Melatonin has been recognized to slow breast cancer growth. The molecular mechanisms may involve long non-coding RNAs (lncRNAs). However, little is known on how melatonin affects lncRNA expression and function in breast cancer. We used microarrays to explore the expression profile of mRNAs and lncRNAs in melatonin-treated breast cancer cells. Kyoto encyclopedia of genes and genomes (KEGG) and Reactome pathways analysis were performed to identify the signaling pathways affected by altered expressed mRNAs after melatonin treatment. To explore the functions and mechanisms of the selected differentially expressed mRNA and lncRNA in breast cancer, we performed a series of experiments. We found that FK506-binding protein 3 (FKBP3) and lnc010561 were downregulated in melatonin-treated breast cancer cells. Knockdown of FKBP3 and lnc010561 inhibited breast cancer proliferation and invasion, and induced apoptosis. Also, lnc010561 and FKBP3 functioned as competing endogenous RNAs (ceRNAs) for miR-30. Our findings suggested that melatonin regulated breast cancer progression by the lnc010561/miR-30/FKBP3 axis. Melatonin may, therefore, function as an anticancer strategy for breast cancer.

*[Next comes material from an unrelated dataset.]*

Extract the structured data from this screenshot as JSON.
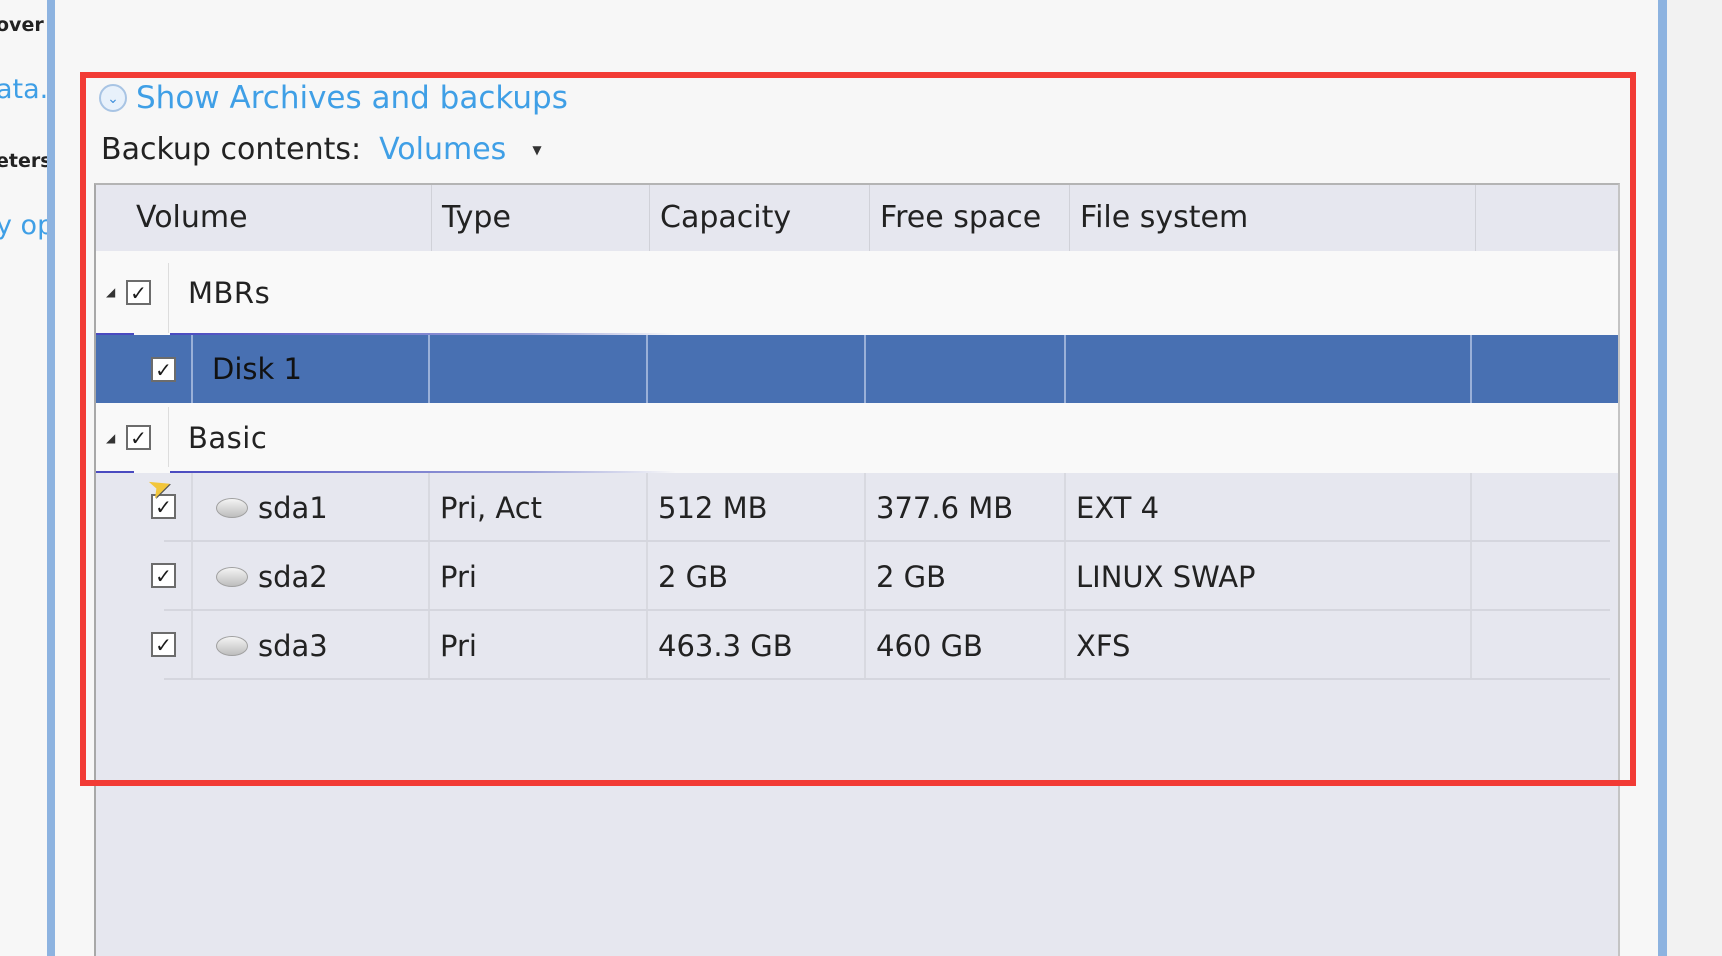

褪黑激素已经被认为可以减缓乳腺癌的生长。分子机制可能涉及长的非编码RNA（lncRNA）。然而，关于褪黑激素如何影响乳腺癌中lncRNA表达和功能的知之甚少。我们使用微阵列来探索褪黑素治疗的乳腺癌细胞中mRNA和lncRNA的表达情况。进行了京都基因和基因组百科全书（KEGG）和Reactome途径分析，以确定褪黑素处理后受表达mRNA改变影响的信号传导途径。为了探索乳腺癌中差异表达的mRNA和lncRNA的功能和机制，我们进行了一系列实验。我们发现在褪黑素治疗的乳腺癌细胞中，FK506结合蛋白3（FKBP3）和lnc010561被下调。抑制FKBP3和lnc010561抑制乳腺癌的增殖和侵袭，并诱导细胞凋亡。另外，lnc010561和FKBP3充当miR-30的竞争内源RNA（ceRNA）。我们的发现表明褪黑激素通过lnc010561 / miR-30 / FKBP3轴调节乳腺癌的进展。因此，褪黑激素可以作为乳腺癌的抗癌策略。